We had always had a suspicion that running our business in Thailand was viewed detrimentally by some would be customers. Even if that wasn't the case the constant hassle with visas and work permits, employing (well paying for) four Thai employees we didn't need, me not being able to own more than 49% of the business, hassle with deliveries and Thai customs - it just became too much. And as I approached sixty, the only country where I could work without this hassle was the UK. So, somewhat reluctantly, I returned. It wasn't easy. Leaving nothing here when I first emigrated, I returned to find waving a British passport around did not open any doors. But I persevered, and I now have nice little one bedroom apartment in Ayr, Scotland, and my pride and joy, a small factory for my company.

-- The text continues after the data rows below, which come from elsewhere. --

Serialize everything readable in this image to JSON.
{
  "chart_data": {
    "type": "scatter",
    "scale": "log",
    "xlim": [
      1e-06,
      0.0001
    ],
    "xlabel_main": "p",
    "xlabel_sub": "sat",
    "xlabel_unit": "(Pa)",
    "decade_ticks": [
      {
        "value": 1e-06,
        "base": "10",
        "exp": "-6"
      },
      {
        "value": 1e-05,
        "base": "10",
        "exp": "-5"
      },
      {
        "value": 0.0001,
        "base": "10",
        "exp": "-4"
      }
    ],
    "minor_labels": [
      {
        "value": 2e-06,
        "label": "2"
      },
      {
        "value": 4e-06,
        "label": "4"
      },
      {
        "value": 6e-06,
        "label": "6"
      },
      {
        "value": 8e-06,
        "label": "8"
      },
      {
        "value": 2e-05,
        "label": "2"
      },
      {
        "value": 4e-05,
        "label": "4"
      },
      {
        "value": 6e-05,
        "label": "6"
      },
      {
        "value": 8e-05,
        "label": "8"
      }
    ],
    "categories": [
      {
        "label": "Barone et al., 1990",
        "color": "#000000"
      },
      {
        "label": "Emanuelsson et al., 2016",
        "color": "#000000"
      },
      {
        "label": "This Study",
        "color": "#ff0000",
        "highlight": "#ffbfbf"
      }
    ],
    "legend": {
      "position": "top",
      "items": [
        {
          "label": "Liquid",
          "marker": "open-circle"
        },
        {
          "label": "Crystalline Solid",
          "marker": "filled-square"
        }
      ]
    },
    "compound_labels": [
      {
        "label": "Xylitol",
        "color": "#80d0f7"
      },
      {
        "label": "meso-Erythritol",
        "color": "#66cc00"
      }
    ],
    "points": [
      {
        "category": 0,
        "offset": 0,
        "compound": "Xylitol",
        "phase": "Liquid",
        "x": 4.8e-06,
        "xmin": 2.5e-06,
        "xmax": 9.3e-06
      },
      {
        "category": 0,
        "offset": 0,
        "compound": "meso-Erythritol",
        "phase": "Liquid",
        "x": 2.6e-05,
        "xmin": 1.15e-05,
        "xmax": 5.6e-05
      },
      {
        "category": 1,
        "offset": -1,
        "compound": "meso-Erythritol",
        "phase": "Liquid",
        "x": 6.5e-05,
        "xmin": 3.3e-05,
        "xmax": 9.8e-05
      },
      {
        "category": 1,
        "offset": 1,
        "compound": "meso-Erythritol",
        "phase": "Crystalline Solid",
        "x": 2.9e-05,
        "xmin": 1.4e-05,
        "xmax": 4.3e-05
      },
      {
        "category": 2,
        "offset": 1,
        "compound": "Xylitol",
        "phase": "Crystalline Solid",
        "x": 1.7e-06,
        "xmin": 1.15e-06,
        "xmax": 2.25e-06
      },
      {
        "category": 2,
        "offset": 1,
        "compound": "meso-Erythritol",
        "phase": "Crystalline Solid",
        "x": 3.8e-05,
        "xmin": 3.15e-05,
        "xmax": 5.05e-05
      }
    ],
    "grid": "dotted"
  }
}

And as my third anniversary here approaches, I have been able to move away from the 12 hour days and 7 day weeks (just as we have lockdown and I can't go anywhere!), and spend some time doing other things, such as start writing again. I had a number of other books planned, but settled on a book about opera, or more specifically, operatic tenors, The Forgotten Tenors. The chapters are all mapped out, the preface is finished and Chapter one is almost complete.
Bernardo de Muro
I'm trying to write every few days or so, so hopefully, the book will be completed in four or so months. A nice Christmas gift for all my readers to purchase.
I haven't written anything in my diary since I left for the UK, so I hope that this post will be the start of some more regular posts.